HPC System Administration & Troubleshooting:
- Manage and optimize HPC clusters, ensuring high availability and performance.
- Troubleshoot GPU, CPU, network drivers, firmware, and OS-level issues.
- Debug storage, networking, and job scheduling bottlenecks in Slurm-based environments.
Kubernetes & Cloud HPC Environments:
- Deploy and manage HPC workloads in Kubernetes for AI/ML and parallel computing.
- Optimize OpenStack-based HPC clusters with Ceph, Cinder, and Neutron for cloud scalability.

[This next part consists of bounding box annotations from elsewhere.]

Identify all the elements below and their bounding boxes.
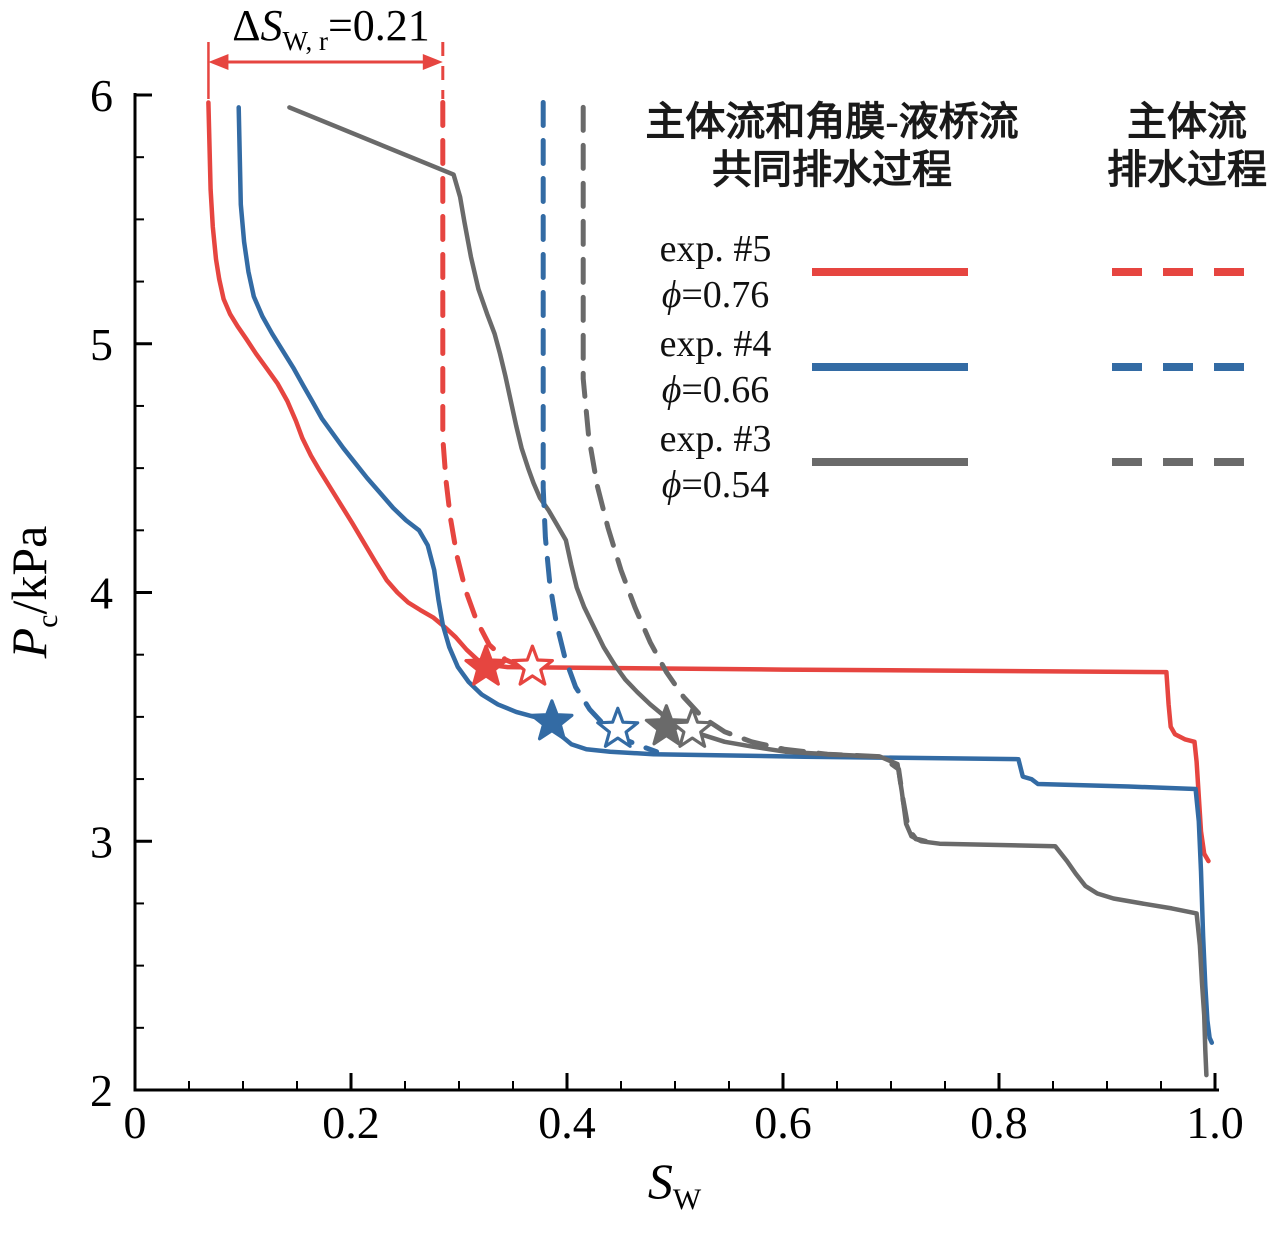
curve-exp3-combined-drainage: [287, 105, 1209, 1078]
exp4-star-filled-icon: [530, 699, 574, 741]
curve-exp4-combined-drainage: [236, 105, 1215, 1045]
curve-exp5-combined-drainage: [206, 100, 1211, 864]
legend-entry-exp4-porosity: ϕ=0.66: [661, 369, 770, 411]
transition-point-stars: [464, 644, 714, 748]
x-tick-label: 0: [124, 1097, 147, 1148]
axes: 0 0.2 0.4 0.6 0.8 1.0 2 3 4 5 6: [90, 70, 1244, 1148]
annotation-value: =0.21: [327, 1, 430, 50]
delta-sw-residual-annotation: ΔSW, r=0.21: [196, 0, 466, 54]
y-tick-label: 4: [90, 568, 113, 619]
legend-title-main-drainage: 主体流 排水过程: [1072, 98, 1275, 194]
legend-title-combined-line1: 主体流和角膜-液桥流: [645, 99, 1019, 144]
exp3-star-open-icon: [670, 706, 714, 748]
legend-entry-exp4: exp. #4 ϕ=0.66: [618, 321, 813, 413]
legend-title-main-line2: 排水过程: [1107, 147, 1267, 192]
x-tick-label: 0.2: [322, 1097, 380, 1148]
drainage-curves: [206, 100, 1215, 1078]
legend-entry-exp5-porosity: ϕ=0.76: [661, 274, 770, 316]
x-tick-label: 0.6: [754, 1097, 812, 1148]
delta-sw-arrow: [207, 42, 445, 99]
delta-symbol: Δ: [232, 1, 261, 50]
legend-entry-exp3-label: exp. #3: [659, 418, 772, 460]
curve-exp3-main-drainage: [580, 104, 929, 844]
x-tick-label: 0.8: [970, 1097, 1028, 1148]
legend-entry-exp3: exp. #3 ϕ=0.54: [618, 416, 813, 508]
curve-exp5-main-drainage: [440, 100, 542, 673]
legend-entry-exp4-label: exp. #4: [659, 323, 772, 365]
legend-title-combined-line2: 共同排水过程: [712, 147, 952, 192]
annotation-subscript: W, r: [282, 25, 328, 56]
y-tick-label: 5: [90, 319, 113, 370]
legend-title-main-line1: 主体流: [1127, 99, 1247, 144]
legend-entry-exp5-label: exp. #5: [659, 228, 772, 270]
exp5-star-open-icon: [510, 644, 554, 686]
exp4-star-open-icon: [596, 706, 640, 748]
legend-entry-exp3-porosity: ϕ=0.54: [661, 464, 770, 506]
y-tick-label: 6: [90, 70, 113, 121]
legend-line-swatches: [812, 268, 1262, 466]
arrowhead-right-icon: [422, 54, 443, 70]
y-tick-label: 3: [90, 816, 113, 867]
annotation-variable: S: [260, 1, 283, 50]
legend-title-combined-drainage: 主体流和角膜-液桥流 共同排水过程: [612, 98, 1052, 194]
legend-entry-exp5: exp. #5 ϕ=0.76: [618, 226, 813, 318]
x-tick-label: 0.4: [538, 1097, 596, 1148]
arrowhead-left-icon: [208, 54, 229, 70]
y-tick-label: 2: [90, 1065, 113, 1116]
exp5-star-filled-icon: [464, 644, 508, 686]
y-axis-label: Pc/kPa: [1, 525, 64, 659]
x-axis-label: SW: [647, 1153, 702, 1216]
exp3-star-filled-icon: [644, 704, 688, 746]
x-tick-label: 1.0: [1186, 1097, 1244, 1148]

- Implement containerized HPC workflows using Kubernetes and OpenShift.
Automation & Infrastructure as Code (IaC):
- Develop Ansible and Terraform scripts for provisioning and managing HPC resources.
- Automate job scheduling, cluster monitoring, and log analysis using Python.
- Optimize CI/CD pipelines for HPC and AI/ML applications.
Performance Tuning & Benchmarking:
- Benchmark and optimize multi-node HPC workloads (MPI, NCCL, ROCm, CUDA).
- Tune OS parameters, networking (InfiniBand, RoCE), and Slurm configurations for peak performance.
- Enhance HPC storage performance (Ceph, Lustre, NFS) and distributed computing efficiency.
Client Support & Collaboration:
- Provide real-time technical support and troubleshooting for HPC users.
- Engage with developers, DevOps, and system administrators to optimize cluster performance.
- Document solutions, best practices, and contribute to internal knowledge bases.
PREFERRED QUALIFICATIONS:
- Experience with AMD MI300, MI2X0 GPUs, ROCm, MPI, UCX, or XPMEM.
- Exposure to containerized workloads using Singularity or Docker in HPC.
- Familiarity with OpenStack deployment automation (e.g., TripleO, Kolla, or OpenStack-Ansible).
- Experience in customer-facing technical roles, with a strong ability to troubleshoot live issues.